Section one, Everyday Life, examines the lies of etiquette and social niceties which lubricate our relationships. These everyday lies are the ones we both tell and believe. Little white lies or omissions happen when waitstaff insist you’re their favorite customer, your doctor tells you pre-surgery that you’re going to be just fine, and a customer service rep treats you like a king even though she would like to wring your neck.

They happen when you leave out the part of an anecdote that makes you look foolish then draw out the part describing how you shined, allow others to assume that you think as they do when you actually think the opposite, or simply pivot to avoid a social blooper. “It’s not that we don’t value honesty, it’s that we value something else more . . . the other person’s feelings or your feelings of loyalty towards them.”
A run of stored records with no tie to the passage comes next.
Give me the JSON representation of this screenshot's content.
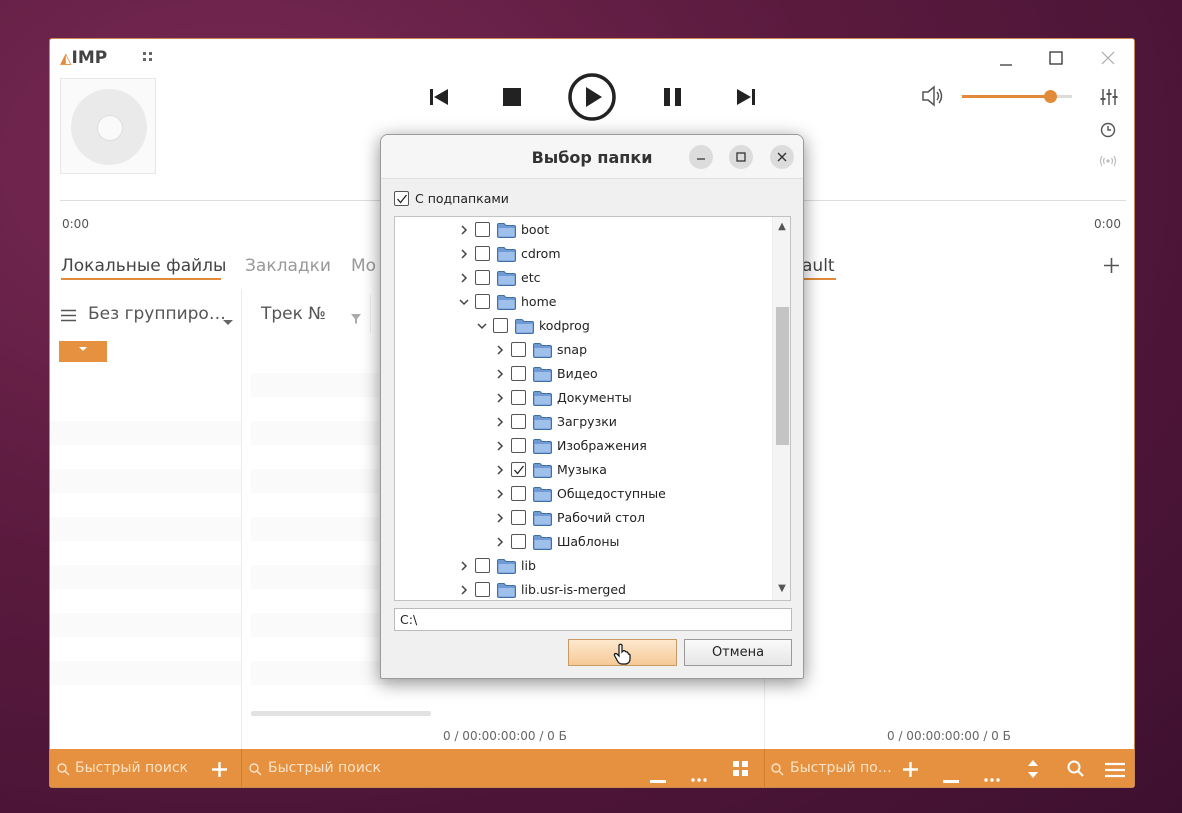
{
  "app": {
    "logo": "IMP",
    "time_elapsed": "0:00",
    "time_total": "0:00",
    "tabs": [
      {
        "label": "Локальные файлы",
        "active": true
      },
      {
        "label": "Закладки",
        "active": false
      },
      {
        "label": "Мо",
        "active": false
      },
      {
        "label": "ault",
        "active": true
      }
    ],
    "grouping_label": "Без группиро…",
    "track_column": "Трек №",
    "playlist_summary_left": "0 / 00:00:00:00 / 0 Б",
    "playlist_summary_right": "0 / 00:00:00:00 / 0 Б",
    "quick_search_1": "Быстрый поиск",
    "quick_search_2": "Быстрый поиск",
    "quick_search_3": "Быстрый по…",
    "volume_percent": 80,
    "accent_color": "#e18b3a"
  },
  "dialog": {
    "title": "Выбор папки",
    "subfolders_label": "С подпапками",
    "subfolders_checked": true,
    "path_value": "C:\\",
    "ok_label": "",
    "cancel_label": "Отмена",
    "tree": [
      {
        "name": "boot",
        "level": 0,
        "expanded": false,
        "checked": false
      },
      {
        "name": "cdrom",
        "level": 0,
        "expanded": false,
        "checked": false
      },
      {
        "name": "etc",
        "level": 0,
        "expanded": false,
        "checked": false
      },
      {
        "name": "home",
        "level": 0,
        "expanded": true,
        "checked": false
      },
      {
        "name": "kodprog",
        "level": 1,
        "expanded": true,
        "checked": false
      },
      {
        "name": "snap",
        "level": 2,
        "expanded": false,
        "checked": false
      },
      {
        "name": "Видео",
        "level": 2,
        "expanded": false,
        "checked": false
      },
      {
        "name": "Документы",
        "level": 2,
        "expanded": false,
        "checked": false
      },
      {
        "name": "Загрузки",
        "level": 2,
        "expanded": false,
        "checked": false
      },
      {
        "name": "Изображения",
        "level": 2,
        "expanded": false,
        "checked": false
      },
      {
        "name": "Музыка",
        "level": 2,
        "expanded": false,
        "checked": true
      },
      {
        "name": "Общедоступные",
        "level": 2,
        "expanded": false,
        "checked": false
      },
      {
        "name": "Рабочий стол",
        "level": 2,
        "expanded": false,
        "checked": false
      },
      {
        "name": "Шаблоны",
        "level": 2,
        "expanded": false,
        "checked": false
      },
      {
        "name": "lib",
        "level": 0,
        "expanded": false,
        "checked": false
      },
      {
        "name": "lib.usr-is-merged",
        "level": 0,
        "expanded": false,
        "checked": false
      }
    ]
  }
}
For example, we reassure each other that everything is going to be okay even when we don’t have the foggiest clue if that’s true (or when we know full well that the opposite is more likely). We make up and tell stories to children playing fast and loose with facts, use the placebo effect (aka “the lie that heals”) in medicine when doctors tell patients they expect their symptoms will resolve, employ the “benevolent lie” and “optimistic self-deception,” which convey what people obviously wish to hear, and sell myths through branding merchandise and lifestyle choices that boost our egos.

Section two, The Search for Meaning, deals with deception and self-lies that defend against emotional threats, exploring the brain as a story-making machine with a purpose. Self-deceit helps us love and procreate, find meaning in life, remain optimistic in the most dire circumstances, live as if we were never going to die, and tolerate the knowledge that we’ll be on this earth one day and be gone the next. “While seeing what we want to see can certainly be a source of trouble, it is simultaneously true that a generous sprinkling of positive illusions can help us perform better, stay happier, and avoid the pitfalls of depression and low self-esteem.”
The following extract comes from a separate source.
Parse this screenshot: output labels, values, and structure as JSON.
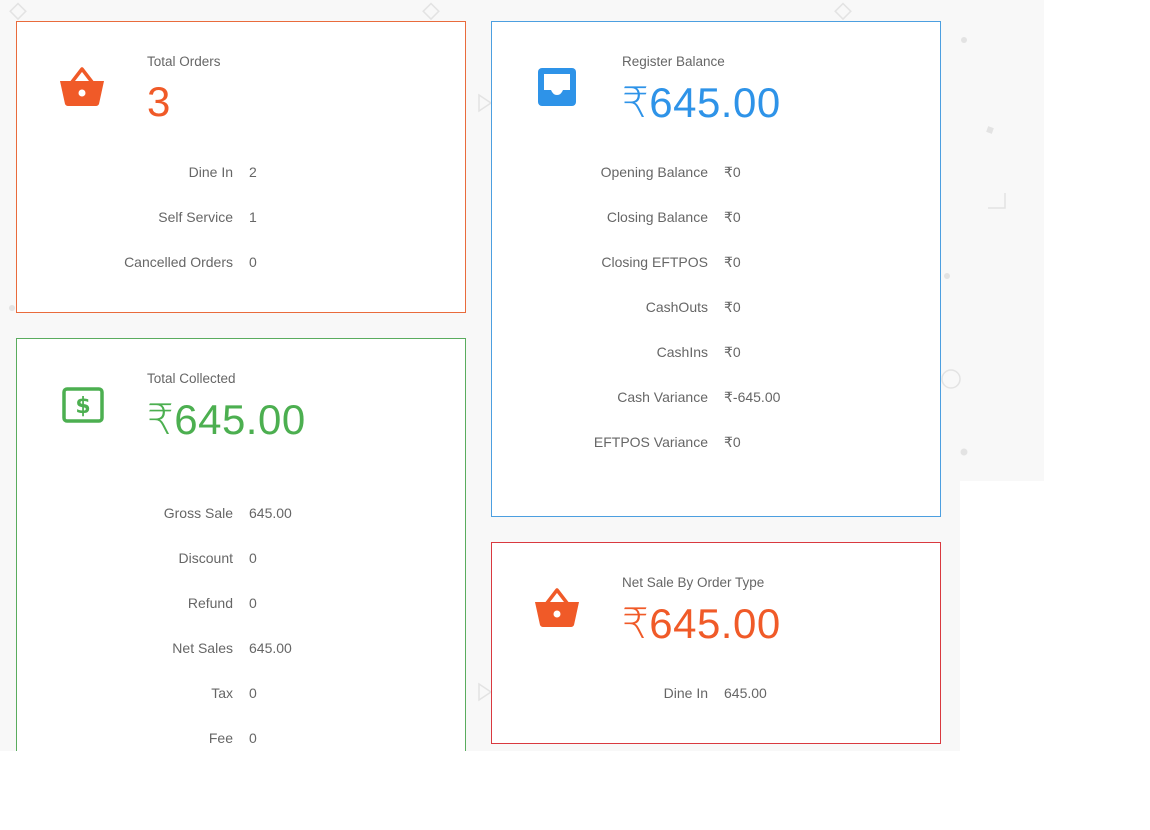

Section three, The Tribe, focuses on how deception of self and others fosters group cohesion, a key to survival, because “our individual brains are also wired to serve the larger needs of our groups.” We do this through “bullet-proofing” rituals which, because we believe in their positive power, actually make us more likely to succeed or overcome. These rituals convince us that we will be safe as long as we follow them, and we buy into them because doing so is better than feeling like powerless victims in a dangerous, unpredictable world.

Some rituals are hard-wired into our makeup. Whether military or religious, they make us feel more committed to a goal, “ward off anxiety, connect us to our history and to our cultural moorings” and “bind us to our groups.” Our rituals are based on “foundational myths,” invented stories and shared narratives that need not adhere to truth for their power. They may be based on facts or lies, but there are “our” lies, our collective truth (also known as propaganda) that we have created and cling to as if our psychic lives depend on it, which indeed they do.
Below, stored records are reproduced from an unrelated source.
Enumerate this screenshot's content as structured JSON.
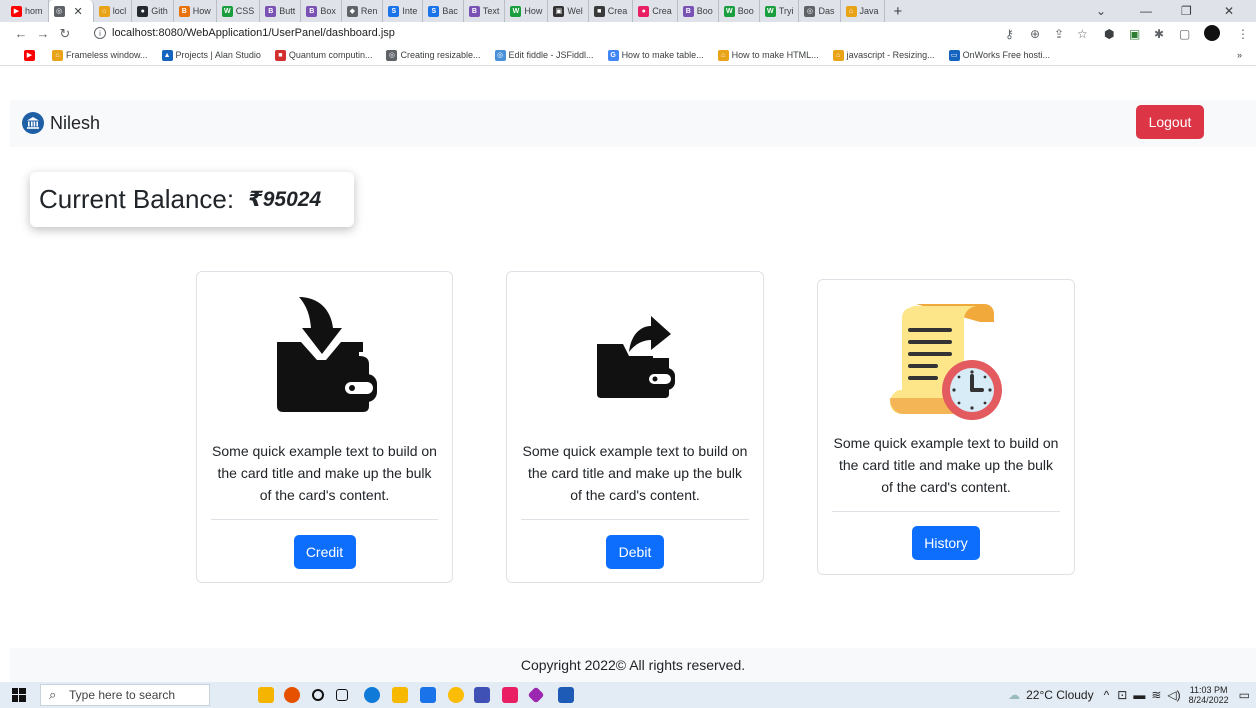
{
  "browser": {
    "tabs": [
      {
        "label": "hom",
        "color": "#ff0000",
        "glyph": "▶"
      },
      {
        "label": "",
        "color": "#5f6368",
        "glyph": "◎",
        "active": true
      },
      {
        "label": "locl",
        "color": "#e8a317",
        "glyph": "⌂"
      },
      {
        "label": "Gith",
        "color": "#24292f",
        "glyph": "●"
      },
      {
        "label": "How",
        "color": "#e8710a",
        "glyph": "B"
      },
      {
        "label": "CSS",
        "color": "#1b9e3e",
        "glyph": "W"
      },
      {
        "label": "Butt",
        "color": "#7952b3",
        "glyph": "B"
      },
      {
        "label": "Box",
        "color": "#7952b3",
        "glyph": "B"
      },
      {
        "label": "Ren",
        "color": "#5f6368",
        "glyph": "◆"
      },
      {
        "label": "Inte",
        "color": "#1a73e8",
        "glyph": "S"
      },
      {
        "label": "Bac",
        "color": "#1a73e8",
        "glyph": "S"
      },
      {
        "label": "Text",
        "color": "#7952b3",
        "glyph": "B"
      },
      {
        "label": "How",
        "color": "#1b9e3e",
        "glyph": "W"
      },
      {
        "label": "Wel",
        "color": "#333333",
        "glyph": "▣"
      },
      {
        "label": "Crea",
        "color": "#3a3a3a",
        "glyph": "■"
      },
      {
        "label": "Crea",
        "color": "#e91e63",
        "glyph": "●"
      },
      {
        "label": "Boo",
        "color": "#7952b3",
        "glyph": "B"
      },
      {
        "label": "Boo",
        "color": "#1b9e3e",
        "glyph": "W"
      },
      {
        "label": "Tryi",
        "color": "#1b9e3e",
        "glyph": "W"
      },
      {
        "label": "Das",
        "color": "#5f6368",
        "glyph": "◎"
      },
      {
        "label": "Java",
        "color": "#e8a317",
        "glyph": "⌂"
      }
    ],
    "url": "localhost:8080/WebApplication1/UserPanel/dashboard.jsp",
    "bookmarks": [
      {
        "label": "",
        "color": "#ff0000",
        "glyph": "▶"
      },
      {
        "label": "Frameless window...",
        "color": "#e8a317",
        "glyph": "⌂"
      },
      {
        "label": "Projects | Alan Studio",
        "color": "#1565c0",
        "glyph": "▲"
      },
      {
        "label": "Quantum computin...",
        "color": "#d32f2f",
        "glyph": "■"
      },
      {
        "label": "Creating resizable...",
        "color": "#5f6368",
        "glyph": "◎"
      },
      {
        "label": "Edit fiddle - JSFiddl...",
        "color": "#4a90d9",
        "glyph": "◎"
      },
      {
        "label": "How to make table...",
        "color": "#4285f4",
        "glyph": "G"
      },
      {
        "label": "How to make HTML...",
        "color": "#e8a317",
        "glyph": "⌂"
      },
      {
        "label": "javascript - Resizing...",
        "color": "#e8a317",
        "glyph": "⌂"
      },
      {
        "label": "OnWorks Free hosti...",
        "color": "#1565c0",
        "glyph": "▭"
      }
    ],
    "bookmarks_more": "»"
  },
  "navbar": {
    "brand": "Nilesh",
    "logout_label": "Logout"
  },
  "balance": {
    "label": "Current Balance:",
    "value": "₹95024"
  },
  "cards": [
    {
      "icon": "wallet-in-icon",
      "text": "Some quick example text to build on the card title and make up the bulk of the card's content.",
      "button": "Credit"
    },
    {
      "icon": "wallet-out-icon",
      "text": "Some quick example text to build on the card title and make up the bulk of the card's content.",
      "button": "Debit"
    },
    {
      "icon": "history-scroll-icon",
      "text": "Some quick example text to build on the card title and make up the bulk of the card's content.",
      "button": "History"
    }
  ],
  "footer": {
    "text": "Copyright 2022© All rights reserved."
  },
  "taskbar": {
    "search_placeholder": "Type here to search",
    "weather": "22°C  Cloudy",
    "time": "11:03 PM",
    "date": "8/24/2022"
  }
}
The authors explain that “Sacred causes—and the myths and stories that underpin them—give us something to value beyond our own lives.” These myths need not be rational as long as they provide a mirage of control over our lives and destiny. We look to a God or multiple gods to watch over and care for us, an afterlife to shower us with the rewards we missed out on in this life, and “immortality narratives” offering us longevity, resurrection, an everlasting soul, and a figurative legacy to keep our terror of harm and death at bay and give our lives a rich sense of purpose and meaning.

The aim of Useful Delusions, a very readable book, is to teach us to be more rational about our irrationality, to not make the latter our enemy, but to recognize how it may help as well as harm us. The ultimate acceptance of human deception is not meant to make us more rational, but to provide us with understanding and compassion for ourselves and others when we are not.